Character Settings
Batman = Gotham. Superman = Metropolis. As memorable as the characters I grew up reading, the settings for their adventures have taken on a life of their own. Our heroes may travel far and wide, but they always seem to return “home”. Occasionally the time is as important as the location a la the Legion of Super-Heroes. It’s lighting and backdrop and mood and an implied or created past, present and future. Can you imagine Batman’s Gotham filled with shining buildings, unending sunlight and parades that don’t immediately deteriorate into disaster? Can you imagine a Metropolis where it rains all the time, where all the buildings are run-down and abandoned?
Setting Powers
It’s been done, of course, as an alternate reality or similarly short-term method. The heroes and their settings work together, reflect and enhance each other. A (to me) classic example is the favorite mode of locomotion for Spider-Man. It’s hard to imagine Spider-Man without seeing him swinging through space on a webline. It could only be imagined in a city with skyscrapers. It just isn’t going to work anywhere else. Mr. Fantastic can cobble together a working starship from spare parts available in Manhattan, but that’s slightly more problematic in the upper reaches of the Andes. Writers occasionally use that situation as a vehicle to drive a story that otherwise never gets written, but usually it’s the exception that proves the rule.
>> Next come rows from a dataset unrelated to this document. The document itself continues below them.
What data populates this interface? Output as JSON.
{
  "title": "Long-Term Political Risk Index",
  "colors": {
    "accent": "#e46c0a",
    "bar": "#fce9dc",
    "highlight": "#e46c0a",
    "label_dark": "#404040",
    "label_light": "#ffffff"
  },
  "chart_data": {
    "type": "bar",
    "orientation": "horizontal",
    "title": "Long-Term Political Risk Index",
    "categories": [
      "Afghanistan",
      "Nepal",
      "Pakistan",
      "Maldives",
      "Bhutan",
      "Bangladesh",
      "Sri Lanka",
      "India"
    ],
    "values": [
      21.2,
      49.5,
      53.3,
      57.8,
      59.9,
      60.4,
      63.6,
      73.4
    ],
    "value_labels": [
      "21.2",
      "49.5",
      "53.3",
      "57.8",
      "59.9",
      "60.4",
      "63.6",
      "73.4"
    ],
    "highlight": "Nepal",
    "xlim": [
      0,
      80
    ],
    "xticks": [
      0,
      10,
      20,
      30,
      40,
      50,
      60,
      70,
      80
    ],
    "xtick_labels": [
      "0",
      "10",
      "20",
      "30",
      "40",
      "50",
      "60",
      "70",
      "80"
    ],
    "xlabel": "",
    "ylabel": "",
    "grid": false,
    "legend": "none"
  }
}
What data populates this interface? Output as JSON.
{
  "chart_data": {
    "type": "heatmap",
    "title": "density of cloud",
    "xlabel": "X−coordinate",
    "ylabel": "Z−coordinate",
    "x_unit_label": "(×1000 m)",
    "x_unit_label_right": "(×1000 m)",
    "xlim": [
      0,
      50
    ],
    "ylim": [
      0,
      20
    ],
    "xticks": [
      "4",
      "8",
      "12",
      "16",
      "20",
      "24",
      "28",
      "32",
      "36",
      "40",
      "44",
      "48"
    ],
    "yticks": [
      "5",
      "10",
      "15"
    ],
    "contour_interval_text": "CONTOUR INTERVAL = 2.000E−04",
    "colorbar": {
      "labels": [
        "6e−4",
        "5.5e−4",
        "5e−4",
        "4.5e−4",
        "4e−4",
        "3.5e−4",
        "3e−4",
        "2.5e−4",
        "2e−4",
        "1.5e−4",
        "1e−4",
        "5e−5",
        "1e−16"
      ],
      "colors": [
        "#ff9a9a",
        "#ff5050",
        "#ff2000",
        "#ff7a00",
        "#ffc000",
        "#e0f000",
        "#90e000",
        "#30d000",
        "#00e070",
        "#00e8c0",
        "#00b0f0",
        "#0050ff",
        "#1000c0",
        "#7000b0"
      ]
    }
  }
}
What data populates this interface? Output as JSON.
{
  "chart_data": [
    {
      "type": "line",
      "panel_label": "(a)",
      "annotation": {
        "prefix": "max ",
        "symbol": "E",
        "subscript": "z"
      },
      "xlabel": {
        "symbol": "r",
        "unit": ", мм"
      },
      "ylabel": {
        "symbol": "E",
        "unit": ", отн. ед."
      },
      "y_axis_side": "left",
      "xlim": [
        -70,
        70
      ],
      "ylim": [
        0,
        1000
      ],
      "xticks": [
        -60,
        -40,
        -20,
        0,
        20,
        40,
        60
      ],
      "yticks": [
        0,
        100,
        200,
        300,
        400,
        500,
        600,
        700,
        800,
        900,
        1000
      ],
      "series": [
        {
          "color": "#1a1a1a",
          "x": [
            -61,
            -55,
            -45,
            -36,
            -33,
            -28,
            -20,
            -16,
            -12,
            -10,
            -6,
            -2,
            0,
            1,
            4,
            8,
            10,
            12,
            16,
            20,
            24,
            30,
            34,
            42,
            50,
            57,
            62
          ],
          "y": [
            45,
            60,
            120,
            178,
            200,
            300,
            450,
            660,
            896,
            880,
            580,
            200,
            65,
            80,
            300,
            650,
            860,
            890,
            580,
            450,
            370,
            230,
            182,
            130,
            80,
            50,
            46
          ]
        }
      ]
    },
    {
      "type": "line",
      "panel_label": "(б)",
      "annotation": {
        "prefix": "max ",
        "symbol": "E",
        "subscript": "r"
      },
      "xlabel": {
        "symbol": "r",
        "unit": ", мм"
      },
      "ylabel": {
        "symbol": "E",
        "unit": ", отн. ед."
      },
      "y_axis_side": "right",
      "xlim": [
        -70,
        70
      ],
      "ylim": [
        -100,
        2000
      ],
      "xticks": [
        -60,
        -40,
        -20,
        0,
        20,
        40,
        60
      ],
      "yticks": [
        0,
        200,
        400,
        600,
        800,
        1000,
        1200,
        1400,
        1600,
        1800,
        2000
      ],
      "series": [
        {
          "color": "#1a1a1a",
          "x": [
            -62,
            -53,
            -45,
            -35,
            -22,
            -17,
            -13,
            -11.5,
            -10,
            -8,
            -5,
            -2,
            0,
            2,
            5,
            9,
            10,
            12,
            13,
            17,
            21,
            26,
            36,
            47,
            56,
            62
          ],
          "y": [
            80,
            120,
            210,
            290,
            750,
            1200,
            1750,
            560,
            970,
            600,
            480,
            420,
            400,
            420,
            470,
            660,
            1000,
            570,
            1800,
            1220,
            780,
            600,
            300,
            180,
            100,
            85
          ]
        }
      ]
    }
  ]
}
That’s how important, and powerful, setting can be.
Setting Characters
So, what’s the point? The point is that the setting can become a character in the story. I find this more true of prose fiction than comics (or sequential art if you’re picky). Much like the description of characters, the description of the setting isn’t nearly as important when the reader can simply look at the page with the pictures on it. In prose the setting can’t speak for itself or be left out of the action; it has to become part of the action and the characters. Often it’s a one-story setting built around a character that’s the driving force. Other times the setting actually becomes a character in and of itself. It has much influence on the story as the characters that act within it. It’s as memorable as the characters. Classic example: Arrakis of the Dune stories.
Thought I was going to use Middle-Earth, didn’t you? Too easy…
There are many, many others. Hyperborea, Amber, Pern, Recluce and Wonderland are just a few that fill up the shelves of my library. Even (or maybe especially) the U.S.S Enterprise is a character that readers identify with, find inconsistencies with, argue about, and make maps of: something readers care about. Some writers even moved beyond a world as a character. The universe that E.E. Smith’s Lensmen inhabit is not someplace I want to live, but it certainly provides enough material for an infinite number of stories and characters to star in.
Setting: Veiled Space
That’s the kind of cosmoverse I want Veiled Space to become. The Jagged Earth as home of the Augments is one Story World where the world isn’t really the character, but Aurora City – that I want to be a character I can write RPG sourcebooks and draw maps around (you knew it was coming back to that) for readers to find unique interests in. For other Story Worlds, the character may be the world rather than a specific city or location. Regardless, I hope Veiled Space readers find things to love and hate and argue about in all the Story World settings in addition to the characters. That’s another way I can gauge if I’m doing my job: engaging readers.